Más que el contenido, la secrecía como práctica asume en estos dos últimos ejemplos un carácter político-provocador. Manifiesta no sólo aquello que no podemos comprender producto de marcos epistémicos y ontológicos diversos, sino especialmente lo que debe ser secretado por razones ético-políticas, ligadas a la práctica extractivista atribuida al conocimiento científico y a la dislocación y fraccionamiento que han generado a lo largo del tiempo los regímenes de patrimonialización sobre sus saberes, visiones de mundo, historias, territorios, autonomías y antepasados.

 

“Lo que viniendo del pasado, permanece en el presente”: Prácticas y expresiones mbyá impelidas a ser expuestas   

 

 

La mayoría quiere conocer y quiere ver la cultura (destacaba el maestro del coro de la comunidad Pindó Poty). No podemos negar, por eso tenemos que mostrar. La mayoría no tenía que mostrar, pero como ellos quieren saber la cultura, tenemos que cantar sí o sí. Algunos piensan que no existe más cultura mbyá, porque ellos ven que estamos así nomás… no mostramos todo” (Entrevista a NB, 2017).

 

La mercantilización del patrimonio, tornó a ciertas performances y saberes nativos o locales –ceremonias, canciones, danzas, artesanías– bases de atracción y oferta turística, a partir de la revitalización de formas culturales que fueron olvidadas y hasta nuevamente creadas, como sugiere Macdonald (2018); pero también –agregamos– de saberes y prácticas culturales que, aún vigentes, son redefinidas e incluso algunas partes transformadas en su producción para el turismo. Desde el cambio de milenio, en el marco de políticas multiculturales neoliberales, ciertas expresiones mbyá guaraní, que habían sido históricamente devaluadas como “atrasadas”, comenzaron a ser promovidas como parte de la diversidad del patrimonio de la provincia de Misiones, y difundidas y/o comercializadas dentro de proyectos turísticos, producciones discográficas y audiovisuales realizadas por agentes estatales, privados u ONGs. Algunas de estas propuestas se presentan como un medio para el “desarrollo” económico de los mbyá guaraní; otras como una forma de salvaguarda de prácticas culturales indígenas que continúan presentes. Pero, aún bajo distintos propósitos, todas contribuyen a la promoción turística que la provincia está realizando sobre sus características naturales y culturales “únicas” y “distintivas”, y al discurso ambientalista y ecológico que propaga.[13]

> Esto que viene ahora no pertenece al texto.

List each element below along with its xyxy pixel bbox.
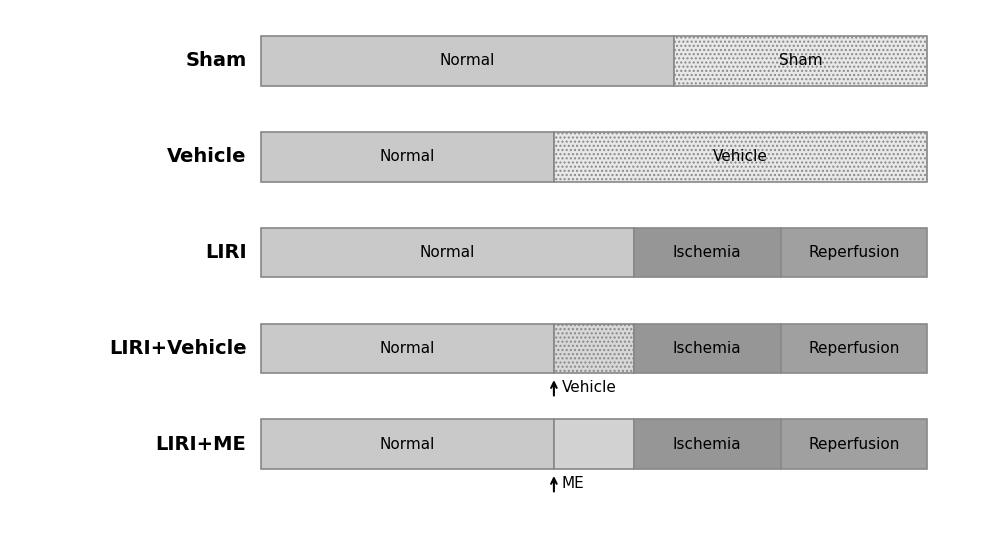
Text: Ischemia: Ischemia [673,437,742,452]
Bar [781,228,927,278]
Text: Sham: Sham [779,53,822,68]
Bar [634,228,781,278]
Bar [674,35,927,86]
Bar [781,419,927,469]
Bar [781,324,927,373]
Bar [554,132,927,182]
Text: Normal: Normal [440,53,495,68]
Bar [261,35,674,86]
Bar [554,419,634,469]
Text: Vehicle: Vehicle [713,149,768,164]
Text: Sham: Sham [185,51,246,70]
Text: Vehicle: Vehicle [167,147,246,166]
Bar [261,228,634,278]
Text: LIRI+ME: LIRI+ME [156,435,246,454]
Text: Ischemia: Ischemia [673,341,742,356]
Text: Reperfusion: Reperfusion [808,245,900,260]
Text: Reperfusion: Reperfusion [808,341,900,356]
Bar [261,132,554,182]
Text: Normal: Normal [380,437,435,452]
Text: Normal: Normal [420,245,475,260]
Bar [634,419,781,469]
Bar [261,419,554,469]
Text: ME: ME [561,476,584,491]
Text: Vehicle: Vehicle [561,380,616,396]
Text: LIRI+Vehicle: LIRI+Vehicle [109,339,246,358]
Text: Normal: Normal [380,341,435,356]
Text: Reperfusion: Reperfusion [808,437,900,452]
Text: LIRI: LIRI [205,243,246,262]
Bar [554,324,634,373]
Text: Ischemia: Ischemia [673,245,742,260]
Text: Normal: Normal [380,149,435,164]
Bar [634,324,781,373]
Bar [261,324,554,373]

Las visitas a las comunidades mbyá se publicitan como la posibilidad de acceder a  “la cultura ancestral guaraní en una Aldea Aborigen” y conocer o descubrir sus “secretos” que, paralelamente, se definen como los secretos de la selva.[14] Todas las propuestas turísticas apelan a representar a estas comunidades como auténticas, autóctonas y bajo un halo de exotismo: las describen como parte de lo natural, en convivencia armónica con la naturaleza y con un modo de vida misterioso, aislado, oculto, radicalmente distintivo, mítico y atemporal; por lo que –como señalan Cantore & Boffelli (2017) y Enriz (2018)– todas omiten señalar las condiciones materiales y las relaciones interétnicas asimétricas que han atravesado estas comunidades hasta actualidad.

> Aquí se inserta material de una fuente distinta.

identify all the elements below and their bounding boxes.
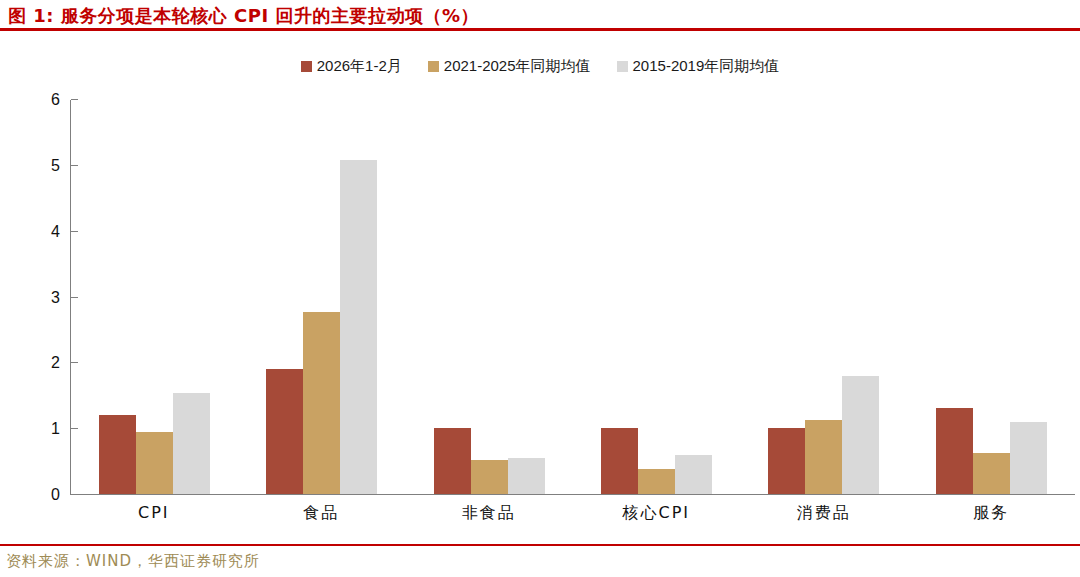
bar <box>768 428 805 494</box>
y-tick-label: 2 <box>51 355 60 371</box>
bar <box>936 408 973 494</box>
chart-legend: 2026年1-2月 2021-2025年同期均值 2015-2019年同期均值 <box>0 57 1080 76</box>
bar <box>638 469 675 494</box>
bar <box>136 432 173 494</box>
bar <box>173 393 210 494</box>
x-axis-label: 消费品 <box>740 503 908 524</box>
title-divider <box>0 28 1080 31</box>
report-figure-page: 图 1: 服务分项是本轮核心 CPI 回升的主要拉动项（%） 2026年1-2月… <box>0 0 1080 577</box>
bar <box>675 455 712 495</box>
y-tick-label: 4 <box>51 224 60 240</box>
y-tick-label: 0 <box>51 487 60 503</box>
source-note: 资料来源：WIND，华西证券研究所 <box>6 552 260 571</box>
x-axis-label: 非食品 <box>405 503 573 524</box>
x-axis-label: 食品 <box>238 503 406 524</box>
legend-swatch-icon <box>301 61 312 72</box>
x-axis-label: 服务 <box>908 503 1076 524</box>
legend-item: 2021-2025年同期均值 <box>428 57 591 76</box>
y-tick-label: 6 <box>51 92 60 108</box>
y-tick-mark <box>71 428 78 429</box>
bar-group <box>238 100 405 494</box>
bar-group <box>740 100 907 494</box>
y-tick-mark <box>71 297 78 298</box>
bar <box>99 415 136 494</box>
bar <box>340 160 377 494</box>
legend-label: 2026年1-2月 <box>317 57 402 76</box>
x-axis-labels: CPI食品非食品核心CPI消费品服务 <box>70 503 1075 524</box>
bar <box>973 453 1010 494</box>
bar <box>601 428 638 494</box>
y-tick-mark <box>71 231 78 232</box>
legend-item: 2026年1-2月 <box>301 57 402 76</box>
y-tick-label: 5 <box>51 158 60 174</box>
bar <box>471 460 508 494</box>
legend-swatch-icon <box>617 61 628 72</box>
bar-group <box>406 100 573 494</box>
bar <box>1010 422 1047 494</box>
legend-label: 2021-2025年同期均值 <box>444 57 591 76</box>
y-tick-label: 3 <box>51 290 60 306</box>
bar-chart-plot-area <box>70 100 1075 495</box>
y-tick-mark <box>71 165 78 166</box>
bar-group <box>71 100 238 494</box>
bar <box>266 369 303 494</box>
legend-item: 2015-2019年同期均值 <box>617 57 780 76</box>
y-tick-mark <box>71 99 78 100</box>
bar <box>842 376 879 495</box>
x-axis-label: 核心CPI <box>573 503 741 524</box>
bar <box>805 420 842 494</box>
bar-group <box>573 100 740 494</box>
footer-divider <box>0 544 1080 546</box>
y-axis: 6543210 <box>30 100 60 495</box>
legend-label: 2015-2019年同期均值 <box>633 57 780 76</box>
y-tick-mark <box>71 362 78 363</box>
x-axis-label: CPI <box>70 503 238 524</box>
bar-group <box>908 100 1075 494</box>
bar <box>508 458 545 494</box>
bar <box>303 312 340 494</box>
bar <box>434 428 471 494</box>
figure-title: 图 1: 服务分项是本轮核心 CPI 回升的主要拉动项（%） <box>8 4 479 28</box>
y-tick-label: 1 <box>51 421 60 437</box>
legend-swatch-icon <box>428 61 439 72</box>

Los proyectos turístico-patrimoniales implementados, presionaron a aquellas comunidades mbyá que decidieron participar en estas actividades, a tener “algo” que mostrar e intercambiar acorde a la lógica del mercado actual (Rufer, 2014), sea en sus propias aldeas o bien en otros espacios. Como parte de un pueblo que históricamente ha resguardado y realizado en secreto ciertas prácticas espirituales y cuyos intercambios comunicativos están muy marcados por el silencio, la puesta en exhibición de lo propio, como condición para participar en estas propuestas turísticas, supuso una profunda reflexión sobre las fronteras de lo mostrable. Las comunidades mbyá incluyeron como objeto de intercambio turístico la venta de artesanías, recorridos por ciertos senderos de la selva, la exposición de trampas de caza y/o la exhibición de lo que se denomina “coro de niños” –un coro acompañado de instrumentos musicales, donde niños y niñas cantan en lengua mbyá coordinados por su maestro.[15]

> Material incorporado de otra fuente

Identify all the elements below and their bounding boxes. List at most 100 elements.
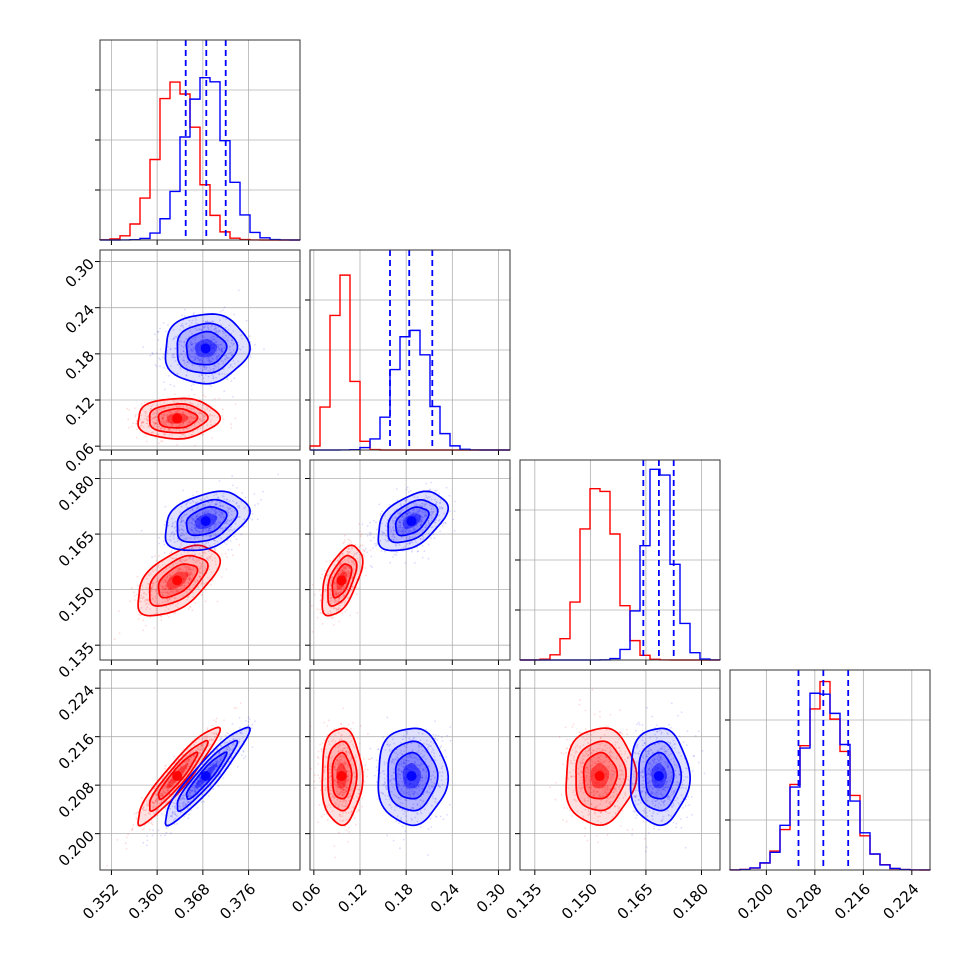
y-tick-label-param3-3: 0.180 xyxy=(55,472,98,515)
hist-2-frame xyxy=(309,249,511,451)
x-tick-label-param3-0: 0.135 xyxy=(502,880,545,923)
panel-4-1-red-contour-2 xyxy=(157,751,199,801)
x-tick-label-param2-0: 0.06 xyxy=(288,880,324,916)
panel-4-3-blue-contour-2 xyxy=(644,751,675,800)
panel-3-1-frame xyxy=(99,459,301,661)
y-tick-label-param4-3: 0.224 xyxy=(55,681,98,724)
x-tick-label-param4-3: 0.224 xyxy=(879,880,922,923)
y-tick-label-param2-3: 0.24 xyxy=(62,301,98,337)
scatter-panel-3-1 xyxy=(95,459,301,665)
y-tick-label-param3-2: 0.165 xyxy=(55,527,98,570)
panel-4-2-red-contour-1 xyxy=(327,740,358,812)
hist-panel-3 xyxy=(515,459,721,665)
panels-layer xyxy=(95,39,931,875)
y-tick-label-param2-2: 0.18 xyxy=(62,347,98,383)
panel-3-2-frame xyxy=(309,459,511,661)
panel-3-2-red-contour-2 xyxy=(331,563,353,599)
panel-4-3-red-contour-2 xyxy=(582,751,619,800)
panel-2-1-blue-contour-0 xyxy=(164,313,251,385)
panel-4-2-red-peak xyxy=(336,771,347,782)
x-tick-label-param1-2: 0.368 xyxy=(171,880,214,923)
panel-2-1-frame xyxy=(99,249,301,451)
scatter-panel-4-2 xyxy=(305,669,511,875)
panel-3-1-red-contour-0 xyxy=(137,544,222,617)
y-tick-label-param2-0: 0.06 xyxy=(62,439,98,475)
hist-4-blue-step xyxy=(729,692,931,871)
panel-4-3-red-contour-1 xyxy=(575,740,627,812)
panel-4-1-frame xyxy=(99,669,301,871)
scatter-panel-4-3 xyxy=(515,669,721,875)
y-tick-label-param2-1: 0.12 xyxy=(62,393,98,429)
panel-3-2-blue-contour-2 xyxy=(394,506,430,537)
panel-4-2-red-contour-0 xyxy=(321,727,364,827)
y-tick-label-param4-0: 0.200 xyxy=(55,827,98,870)
panel-4-2-plot-area xyxy=(310,707,452,859)
y-tick-label-param2-4: 0.30 xyxy=(62,255,98,291)
hist-panel-1 xyxy=(95,39,301,245)
hist-1-frame xyxy=(99,39,301,241)
x-tick-label-param3-3: 0.180 xyxy=(669,880,712,923)
panel-4-2-red-contour-2 xyxy=(331,751,353,800)
panel-4-2-blue-peak xyxy=(406,771,417,782)
panel-4-3-plot-area xyxy=(549,688,706,853)
panel-2-1-blue-contour-1 xyxy=(176,322,239,375)
panel-4-1-red-peak xyxy=(172,771,183,782)
scatter-panel-3-2 xyxy=(305,459,511,665)
panel-4-1-blue-contour-2 xyxy=(185,751,228,801)
panel-2-1-red-contour-1 xyxy=(148,403,209,434)
panel-2-1-red-contour-0 xyxy=(137,397,222,440)
panel-3-2-red-contour-0 xyxy=(321,544,364,617)
panel-3-2-blue-contour-1 xyxy=(387,499,439,544)
panel-4-1-blue-peak xyxy=(200,771,211,782)
panel-3-1-blue-contour-2 xyxy=(185,506,228,537)
x-tick-label-param2-1: 0.12 xyxy=(334,880,370,916)
panel-3-1-blue-peak xyxy=(200,516,211,527)
panel-2-1-red-peak xyxy=(172,413,183,424)
x-tick-label-param2-3: 0.24 xyxy=(427,880,463,916)
panel-3-1-red-peak xyxy=(172,575,183,586)
x-tick-label-param1-1: 0.360 xyxy=(125,880,168,923)
panel-3-1-blue-points xyxy=(140,473,279,563)
scatter-panel-4-1 xyxy=(95,669,301,875)
y-tick-label-param3-1: 0.150 xyxy=(55,583,98,626)
panel-3-1-blue-contour-0 xyxy=(164,490,251,552)
x-tick-label-param3-2: 0.165 xyxy=(614,880,657,923)
panel-4-1-plot-area xyxy=(106,702,256,867)
x-tick-label-param1-0: 0.352 xyxy=(79,880,122,923)
panel-3-2-red-contour-1 xyxy=(327,554,358,607)
y-tick-label-param4-1: 0.208 xyxy=(55,778,98,821)
panel-4-1-blue-contour-0 xyxy=(164,726,251,827)
panel-3-2-red-peak xyxy=(336,575,347,586)
panel-4-2-frame xyxy=(309,669,511,871)
panel-4-2-blue-contour-1 xyxy=(387,740,439,812)
x-tick-label-param1-3: 0.376 xyxy=(216,880,259,923)
panel-3-1-red-contour-1 xyxy=(148,554,209,607)
panel-2-1-blue-peak xyxy=(200,343,211,354)
panel-2-1-blue-contour-2 xyxy=(185,330,228,366)
panel-2-1-red-contour-2 xyxy=(157,407,199,429)
panel-2-1-plot-area xyxy=(126,289,265,447)
panel-4-3-red-peak xyxy=(594,771,605,782)
hist-panel-4 xyxy=(725,669,931,875)
x-tick-label-param2-2: 0.18 xyxy=(381,880,417,916)
panel-3-2-blue-peak xyxy=(406,516,417,527)
panel-3-2-blue-contour-0 xyxy=(377,490,450,552)
panel-4-1-red-contour-1 xyxy=(148,739,209,813)
y-tick-label-param3-0: 0.135 xyxy=(55,638,98,681)
panel-3-1-plot-area xyxy=(113,473,279,641)
panel-4-3-red-contour-0 xyxy=(565,727,638,827)
x-tick-label-param3-1: 0.150 xyxy=(558,880,601,923)
panel-3-1-blue-contour-1 xyxy=(176,498,239,543)
hist-4-frame xyxy=(729,669,931,871)
panel-3-1-red-contour-2 xyxy=(157,563,199,599)
scatter-panel-2-1 xyxy=(95,249,301,455)
panel-4-3-blue-contour-1 xyxy=(638,740,683,812)
panel-4-3-frame xyxy=(519,669,721,871)
hist-3-frame xyxy=(519,459,721,661)
panel-4-1-blue-contour-1 xyxy=(176,739,239,813)
panel-4-3-blue-peak xyxy=(653,771,664,782)
panel-3-2-plot-area xyxy=(311,481,456,633)
y-tick-label-param4-2: 0.216 xyxy=(55,730,98,773)
panel-4-3-blue-contour-0 xyxy=(629,727,691,827)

La patrimonialización turística de sus prácticas y saberes, entre ellas, de expresiones musicales, instalaron una serie de tensiones, desafíos y negociaciones en la comunidad mbyá de Pindo Poty. Como lo destacaron varios académicos, ciertas expresiones musicales, instrumentos y objetos están íntimamente vinculados con una dimensión religiosa para los mbyá, forman parte de su comunicación con las divinidades, se realizan sólo en ámbitos sagrados como el opy (templo) y están clausurados para la mirada externa (Ruiz, 1984, 2012; Setti, 1997; Stein, 2009, entre otros). Estas prácticas musicales están ligadas a poderes curativos, pueden predecir acontecimientos futuros y forman parte de la socialización y valoración de los niños en la espiritualidad, la cosmovisión, las formas de relacionalidad y la lengua mbyá. 

 

“Hay cosas que no podemos mostrar porque vamos por alguna enfermedad, pedimos para dios directamente” (Entrevista a AO, febrero de 2020).

 

Frente a la reducción del monte, al deterioro de sus condiciones materiales de existencia y la necesidad de tener algo que exhibir e intercambiar en el ámbito turístico e incluso en otros ámbitos de interacción con el juruá (no indígenas), la comunidad de Pindo Poty  reformuló ciertos “objetos” ligados con lo sagrado para comercializarlos como “artesanías” y comenzó a exhibir –aunque selectivamente cuando la comunidad lo considera– el “coro de niños”,[16] que desde hace al menos dos décadas ha sido una práctica difundida por otras comunidades mbyá, incluso por comunidades que residen en Brasil y Paraguay.[17] En sus relatos describen al coro como una expresión “parecida” a los cantos del opy –pues posee un carácter religioso– pero también diferente. Se considera una “alabanza”, las letras aluden a los dioses y a la cosmología mbyá; pero se diferencia de los rezos y cantos rituales porque se despliegan por fuera del opy, no están ligados a una función terapéutica ni son realizados por personas mayores que tienen un conocimiento sagrado dentro de la comunidad.[18] 

 

“Por ahí el juruá quiere entrar a ver dentro del opy pero opygua no admite porque ellos tienen un secreto que es muy particular digamos entonces ni nosotros podemos ver el secreto del opygua[19]. Por eso nosotros tenemos que tener afuera algo parecido como que tenemos adentro del opy para no entrar los juruá adentro del opy” (Entrevista a NB, enero de 2017).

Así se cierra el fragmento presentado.